The ethanolic injection method was used for the preparation of nanoliposomes loaded with compound 3b [12]. Liposomes of 1,2-diacyl-sn-glycero-3-phosphocholine from egg yolk (egg phosphatidylcholine, Egg-PC) and cholesterol (Ch) (70% Egg-PC and 30% Ch) were used [10]. Briefly, an ethanolic solution of Egg-PC:Ch (7:3) and compound 3b was injected, drop-by-drop, into an aqueous solution, under vortexing. For the determination of the encapsulation efficiency, EE (%), Equation (1) was used,

$$EE\left(\%\right)=\frac{C_{total}-C_{non\text{-}encapsulated}}{C_{total}}\times 100$$

(1)

where c_total is the compound concentration used for the preparation of liposomes and c_{non-encapsulated} is the compound concentration that was not encapsulated into the nanoliposomes. The separation of the compound-loaded liposomes from the non-encapsulated compound was performed using Amicon^® Ultra centrifugal filter units of 100 kDa by centrifugation at 3000 rpm for 10 min. The emission of the non-encapsulated compound (the filtrate part) was measured for the determination of its concentration using a previously obtained calibration curve of fluorescence intensity vs. concentration.

The release kinetic profiles of compound 3b from the nanoliposomes were obtained using Amicon^® centrifugal filters, in which the upper compartment was filled with the 3b-loaded nanoliposomes and the bottom with water. For the determination of the cumulative release, aliquots of 200 µL were collected from the bottom part of the Amicon^® and replaced with an equal volume of water for 24 h. The concentration of the released compound was determined by measuring the emission of the aliquots, and the experimental data were fitted to the Weibull model [13] and first-order model [14]. The Weibull model expresses the compound fraction accumulated (m) in solution at time t, following Equation (2),

$$m=1-e^{\left[\raisebox{1ex}{$-{\left(t-T_i\right)}^b$}\!\left/ \!\raisebox{-1ex}{$a$}\right.\right]}$$

(2)

where a defines the timescale of the process, T_i is a location parameter representing the latency time of the release mechanism, and b parameter denotes the curve type shape. For b > 1, the transport follows a complex release mechanism; b ≤ 0.75 indicates Fickian diffusion (in either fractal or Euclidian spaces), and 0.75 < b < 1 indicates a combined mechanism (Fickian diffusion and Case II transport).

The first-order model follows Equation (3), in which F(%) and M₀ are the percentage and the total amount of the compound released, respectively, in which k represents the first-order rate constant, and in which t is time.

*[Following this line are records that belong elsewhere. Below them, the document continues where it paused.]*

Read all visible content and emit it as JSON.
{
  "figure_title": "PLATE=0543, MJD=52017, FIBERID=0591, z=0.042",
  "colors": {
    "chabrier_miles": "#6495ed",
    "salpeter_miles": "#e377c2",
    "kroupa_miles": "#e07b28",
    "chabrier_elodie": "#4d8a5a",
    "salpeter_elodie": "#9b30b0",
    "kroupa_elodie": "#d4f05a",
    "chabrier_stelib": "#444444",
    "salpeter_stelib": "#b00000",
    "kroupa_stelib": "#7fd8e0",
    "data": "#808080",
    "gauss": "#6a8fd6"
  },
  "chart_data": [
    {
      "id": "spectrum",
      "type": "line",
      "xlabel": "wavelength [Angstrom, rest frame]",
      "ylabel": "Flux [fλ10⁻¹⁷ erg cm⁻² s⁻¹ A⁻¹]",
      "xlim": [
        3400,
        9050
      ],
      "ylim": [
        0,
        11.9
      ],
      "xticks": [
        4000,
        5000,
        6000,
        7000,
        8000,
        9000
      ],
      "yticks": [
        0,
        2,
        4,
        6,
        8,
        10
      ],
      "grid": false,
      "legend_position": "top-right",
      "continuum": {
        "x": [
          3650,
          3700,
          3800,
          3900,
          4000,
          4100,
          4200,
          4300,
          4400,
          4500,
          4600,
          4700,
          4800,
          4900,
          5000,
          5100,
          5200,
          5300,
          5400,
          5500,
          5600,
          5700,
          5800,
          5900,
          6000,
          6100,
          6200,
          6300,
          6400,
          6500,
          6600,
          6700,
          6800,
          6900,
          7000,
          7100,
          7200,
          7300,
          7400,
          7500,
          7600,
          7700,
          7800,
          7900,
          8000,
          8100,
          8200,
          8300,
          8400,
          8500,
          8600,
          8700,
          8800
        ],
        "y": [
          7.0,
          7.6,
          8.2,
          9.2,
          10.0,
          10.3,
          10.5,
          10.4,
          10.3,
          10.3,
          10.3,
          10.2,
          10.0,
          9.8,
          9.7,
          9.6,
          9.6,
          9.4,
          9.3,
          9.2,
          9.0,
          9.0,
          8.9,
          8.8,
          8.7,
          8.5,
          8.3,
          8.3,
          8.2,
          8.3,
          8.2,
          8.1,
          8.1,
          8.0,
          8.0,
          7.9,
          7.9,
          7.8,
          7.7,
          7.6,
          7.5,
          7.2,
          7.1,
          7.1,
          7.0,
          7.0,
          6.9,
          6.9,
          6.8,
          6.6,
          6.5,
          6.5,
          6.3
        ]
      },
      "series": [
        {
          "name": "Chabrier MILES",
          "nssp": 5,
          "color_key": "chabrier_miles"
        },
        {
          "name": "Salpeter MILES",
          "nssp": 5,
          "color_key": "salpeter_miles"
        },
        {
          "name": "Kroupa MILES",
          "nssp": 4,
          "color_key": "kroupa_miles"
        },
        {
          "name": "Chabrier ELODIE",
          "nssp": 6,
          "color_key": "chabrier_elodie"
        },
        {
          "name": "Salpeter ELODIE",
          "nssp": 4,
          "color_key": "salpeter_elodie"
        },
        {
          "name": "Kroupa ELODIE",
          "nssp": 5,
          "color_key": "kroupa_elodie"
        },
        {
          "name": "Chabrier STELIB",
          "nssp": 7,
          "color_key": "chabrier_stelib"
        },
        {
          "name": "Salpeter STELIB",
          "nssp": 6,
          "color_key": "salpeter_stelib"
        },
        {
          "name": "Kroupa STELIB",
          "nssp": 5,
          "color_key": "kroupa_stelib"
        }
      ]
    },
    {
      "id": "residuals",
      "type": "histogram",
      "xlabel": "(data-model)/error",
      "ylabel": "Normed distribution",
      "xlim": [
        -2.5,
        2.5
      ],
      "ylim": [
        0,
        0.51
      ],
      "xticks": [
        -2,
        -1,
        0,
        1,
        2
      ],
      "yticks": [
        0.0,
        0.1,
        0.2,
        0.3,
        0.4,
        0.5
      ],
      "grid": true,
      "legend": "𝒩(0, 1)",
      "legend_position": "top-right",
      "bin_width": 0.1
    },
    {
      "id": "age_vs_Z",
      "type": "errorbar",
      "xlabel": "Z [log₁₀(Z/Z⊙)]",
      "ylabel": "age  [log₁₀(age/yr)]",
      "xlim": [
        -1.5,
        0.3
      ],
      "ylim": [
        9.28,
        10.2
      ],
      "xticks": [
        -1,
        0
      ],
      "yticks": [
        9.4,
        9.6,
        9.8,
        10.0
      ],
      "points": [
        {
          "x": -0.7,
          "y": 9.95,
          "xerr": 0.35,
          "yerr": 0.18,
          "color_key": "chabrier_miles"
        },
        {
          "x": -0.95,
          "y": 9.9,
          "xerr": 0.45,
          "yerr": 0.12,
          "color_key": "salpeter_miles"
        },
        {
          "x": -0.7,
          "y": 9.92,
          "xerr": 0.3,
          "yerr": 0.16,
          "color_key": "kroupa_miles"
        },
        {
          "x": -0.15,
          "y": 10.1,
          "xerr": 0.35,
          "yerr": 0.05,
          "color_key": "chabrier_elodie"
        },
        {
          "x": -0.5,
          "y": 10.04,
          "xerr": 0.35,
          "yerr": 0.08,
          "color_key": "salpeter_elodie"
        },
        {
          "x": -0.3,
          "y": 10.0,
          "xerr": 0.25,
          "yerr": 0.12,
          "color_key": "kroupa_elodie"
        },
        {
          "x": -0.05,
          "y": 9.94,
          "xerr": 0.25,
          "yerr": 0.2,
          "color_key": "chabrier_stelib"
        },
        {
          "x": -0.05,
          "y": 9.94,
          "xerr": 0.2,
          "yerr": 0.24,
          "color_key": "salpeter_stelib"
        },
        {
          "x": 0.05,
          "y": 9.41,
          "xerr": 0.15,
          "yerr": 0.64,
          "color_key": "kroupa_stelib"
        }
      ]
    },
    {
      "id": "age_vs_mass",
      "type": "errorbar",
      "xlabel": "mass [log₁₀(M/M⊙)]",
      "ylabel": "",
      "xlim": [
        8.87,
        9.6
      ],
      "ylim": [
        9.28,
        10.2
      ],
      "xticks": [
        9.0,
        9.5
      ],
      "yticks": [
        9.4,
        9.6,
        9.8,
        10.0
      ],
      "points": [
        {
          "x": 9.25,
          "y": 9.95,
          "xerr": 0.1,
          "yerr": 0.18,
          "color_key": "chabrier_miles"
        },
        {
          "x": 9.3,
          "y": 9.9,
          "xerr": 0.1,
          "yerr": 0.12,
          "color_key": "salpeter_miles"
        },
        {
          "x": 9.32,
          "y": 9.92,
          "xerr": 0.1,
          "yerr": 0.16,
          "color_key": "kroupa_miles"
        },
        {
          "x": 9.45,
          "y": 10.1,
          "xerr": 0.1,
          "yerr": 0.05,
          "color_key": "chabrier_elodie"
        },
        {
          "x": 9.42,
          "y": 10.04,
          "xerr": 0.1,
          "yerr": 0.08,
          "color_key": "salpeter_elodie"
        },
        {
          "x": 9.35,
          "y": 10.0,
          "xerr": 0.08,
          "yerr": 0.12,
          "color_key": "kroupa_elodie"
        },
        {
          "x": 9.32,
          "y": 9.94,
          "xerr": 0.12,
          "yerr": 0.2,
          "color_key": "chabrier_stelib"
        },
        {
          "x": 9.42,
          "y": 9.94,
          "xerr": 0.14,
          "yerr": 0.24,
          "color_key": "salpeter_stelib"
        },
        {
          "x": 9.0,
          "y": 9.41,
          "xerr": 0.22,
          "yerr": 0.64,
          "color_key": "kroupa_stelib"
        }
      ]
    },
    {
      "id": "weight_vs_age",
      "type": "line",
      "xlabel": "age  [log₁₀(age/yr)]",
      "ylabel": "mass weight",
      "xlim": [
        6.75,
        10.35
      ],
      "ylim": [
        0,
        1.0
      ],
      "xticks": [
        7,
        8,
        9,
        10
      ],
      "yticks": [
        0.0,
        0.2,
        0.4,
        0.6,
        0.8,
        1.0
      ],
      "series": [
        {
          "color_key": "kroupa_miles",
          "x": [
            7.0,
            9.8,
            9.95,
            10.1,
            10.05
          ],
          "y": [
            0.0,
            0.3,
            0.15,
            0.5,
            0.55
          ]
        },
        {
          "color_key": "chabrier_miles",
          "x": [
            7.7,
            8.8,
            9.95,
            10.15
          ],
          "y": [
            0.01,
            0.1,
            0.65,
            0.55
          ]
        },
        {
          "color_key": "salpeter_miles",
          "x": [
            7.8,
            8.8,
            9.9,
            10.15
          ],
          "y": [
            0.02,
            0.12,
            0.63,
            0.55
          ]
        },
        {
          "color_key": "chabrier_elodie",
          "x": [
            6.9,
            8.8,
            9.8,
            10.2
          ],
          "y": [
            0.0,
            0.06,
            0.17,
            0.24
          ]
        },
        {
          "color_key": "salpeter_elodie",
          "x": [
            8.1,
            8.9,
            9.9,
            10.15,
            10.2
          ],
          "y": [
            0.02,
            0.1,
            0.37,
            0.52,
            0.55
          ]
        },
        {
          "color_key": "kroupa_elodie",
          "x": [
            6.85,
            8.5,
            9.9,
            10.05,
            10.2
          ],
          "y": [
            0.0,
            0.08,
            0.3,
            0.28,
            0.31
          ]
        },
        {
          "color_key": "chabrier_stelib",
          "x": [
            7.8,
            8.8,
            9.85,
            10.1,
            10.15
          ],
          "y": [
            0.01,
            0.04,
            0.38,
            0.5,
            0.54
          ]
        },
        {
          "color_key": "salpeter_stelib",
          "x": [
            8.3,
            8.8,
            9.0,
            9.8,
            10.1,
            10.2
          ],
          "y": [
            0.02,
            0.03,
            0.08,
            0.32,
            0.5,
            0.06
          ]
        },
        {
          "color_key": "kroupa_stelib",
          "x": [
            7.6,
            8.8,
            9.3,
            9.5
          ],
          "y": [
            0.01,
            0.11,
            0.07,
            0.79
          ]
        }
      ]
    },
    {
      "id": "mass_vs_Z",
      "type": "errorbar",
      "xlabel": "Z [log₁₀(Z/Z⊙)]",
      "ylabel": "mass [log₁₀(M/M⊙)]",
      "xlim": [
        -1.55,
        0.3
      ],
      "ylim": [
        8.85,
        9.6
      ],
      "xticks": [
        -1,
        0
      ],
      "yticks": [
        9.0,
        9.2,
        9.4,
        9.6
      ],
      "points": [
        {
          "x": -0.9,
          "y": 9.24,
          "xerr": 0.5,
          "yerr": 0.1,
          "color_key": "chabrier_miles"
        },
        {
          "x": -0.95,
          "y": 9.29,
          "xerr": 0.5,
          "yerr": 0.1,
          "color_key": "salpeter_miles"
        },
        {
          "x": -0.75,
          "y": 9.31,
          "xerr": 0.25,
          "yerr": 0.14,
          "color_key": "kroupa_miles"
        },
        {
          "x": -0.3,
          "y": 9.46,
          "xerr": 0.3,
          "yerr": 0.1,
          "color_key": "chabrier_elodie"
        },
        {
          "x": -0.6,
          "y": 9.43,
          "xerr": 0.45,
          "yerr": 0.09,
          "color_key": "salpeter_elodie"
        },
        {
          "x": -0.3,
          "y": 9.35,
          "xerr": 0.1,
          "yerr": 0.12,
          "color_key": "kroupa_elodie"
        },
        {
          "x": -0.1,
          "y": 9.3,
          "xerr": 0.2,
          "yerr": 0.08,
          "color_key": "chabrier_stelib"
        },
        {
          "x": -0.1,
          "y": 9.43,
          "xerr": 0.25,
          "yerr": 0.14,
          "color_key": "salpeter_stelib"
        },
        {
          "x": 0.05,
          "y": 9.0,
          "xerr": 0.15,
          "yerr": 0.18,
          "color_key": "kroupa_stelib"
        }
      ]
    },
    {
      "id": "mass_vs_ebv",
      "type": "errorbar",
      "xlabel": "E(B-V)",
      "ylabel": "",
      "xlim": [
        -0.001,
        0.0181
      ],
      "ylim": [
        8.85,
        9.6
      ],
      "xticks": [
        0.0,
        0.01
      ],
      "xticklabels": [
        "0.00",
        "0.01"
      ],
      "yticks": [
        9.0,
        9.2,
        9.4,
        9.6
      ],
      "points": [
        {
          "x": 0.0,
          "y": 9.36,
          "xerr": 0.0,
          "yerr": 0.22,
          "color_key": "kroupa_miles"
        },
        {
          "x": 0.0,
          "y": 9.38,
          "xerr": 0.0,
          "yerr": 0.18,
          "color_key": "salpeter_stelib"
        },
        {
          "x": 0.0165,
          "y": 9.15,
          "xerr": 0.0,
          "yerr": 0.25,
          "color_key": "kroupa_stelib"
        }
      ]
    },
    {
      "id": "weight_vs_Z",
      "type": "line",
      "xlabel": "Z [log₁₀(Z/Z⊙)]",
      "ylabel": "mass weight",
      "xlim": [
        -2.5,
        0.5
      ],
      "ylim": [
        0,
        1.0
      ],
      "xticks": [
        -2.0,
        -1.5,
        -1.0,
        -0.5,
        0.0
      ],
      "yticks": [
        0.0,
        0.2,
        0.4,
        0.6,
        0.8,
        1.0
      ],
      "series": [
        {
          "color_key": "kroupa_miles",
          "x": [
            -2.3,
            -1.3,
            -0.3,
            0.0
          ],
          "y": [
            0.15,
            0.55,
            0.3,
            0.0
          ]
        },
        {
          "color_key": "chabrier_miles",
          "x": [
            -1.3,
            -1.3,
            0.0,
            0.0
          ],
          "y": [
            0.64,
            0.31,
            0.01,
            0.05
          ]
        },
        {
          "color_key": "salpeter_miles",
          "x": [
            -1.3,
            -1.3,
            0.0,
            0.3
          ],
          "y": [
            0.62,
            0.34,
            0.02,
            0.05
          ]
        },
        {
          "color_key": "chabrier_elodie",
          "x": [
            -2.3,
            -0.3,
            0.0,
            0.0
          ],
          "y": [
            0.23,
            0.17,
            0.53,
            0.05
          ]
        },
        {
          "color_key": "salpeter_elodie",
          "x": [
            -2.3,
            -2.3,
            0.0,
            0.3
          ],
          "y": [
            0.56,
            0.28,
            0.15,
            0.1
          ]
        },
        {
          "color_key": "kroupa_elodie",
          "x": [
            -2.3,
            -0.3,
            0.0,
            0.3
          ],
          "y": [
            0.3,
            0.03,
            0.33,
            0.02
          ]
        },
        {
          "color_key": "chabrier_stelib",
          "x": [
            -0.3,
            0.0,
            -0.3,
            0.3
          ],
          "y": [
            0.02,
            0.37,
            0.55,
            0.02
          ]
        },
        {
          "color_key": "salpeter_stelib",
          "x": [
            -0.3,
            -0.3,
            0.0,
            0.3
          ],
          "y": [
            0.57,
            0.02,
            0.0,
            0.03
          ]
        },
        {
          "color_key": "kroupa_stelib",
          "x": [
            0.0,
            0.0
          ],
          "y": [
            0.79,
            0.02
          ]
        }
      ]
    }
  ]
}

$$F\left(\%\right)=M_0\times \left(1-e^{-kt}\right)$$

(3)

The emission spectra were collected in a Fluorolog 3 spectrofluorometer (HORIBA Jobin Yvon IBH Ltd., Glasgow, UK), and the UV-Vis absorption spectrum was obtained in a Shimadzu UV-3600 Plus UV-Vis-NIR spectrophotometer (Shimadzu Corporation, Kyoto, Japan). The structural characterization of the nanoliposomes was performed by Dynamic Light Scattering (DLS), using a Litesizer 500 equipment from Anton Paar (Anton Paar GmbH, Graz, Austria) with a solid-state laser of 648 nm and 40 mW. For the hydrodynamic diameter, polydispersity index, and zeta potential, three independent measurements were performed.

4. Conclusions

In the present work, four 3-chloropropylaminobenzoate derivatives were synthesized and used in biological studies against the Sf9 cell line, with the aim of evaluating their potential as insecticides.

The encapsulation in liposomes of Egg-PC:Ch allowed a high encapsulation efficiency and an effective release of the most active compound 3b, being a suitable formulation for this potential insecticide.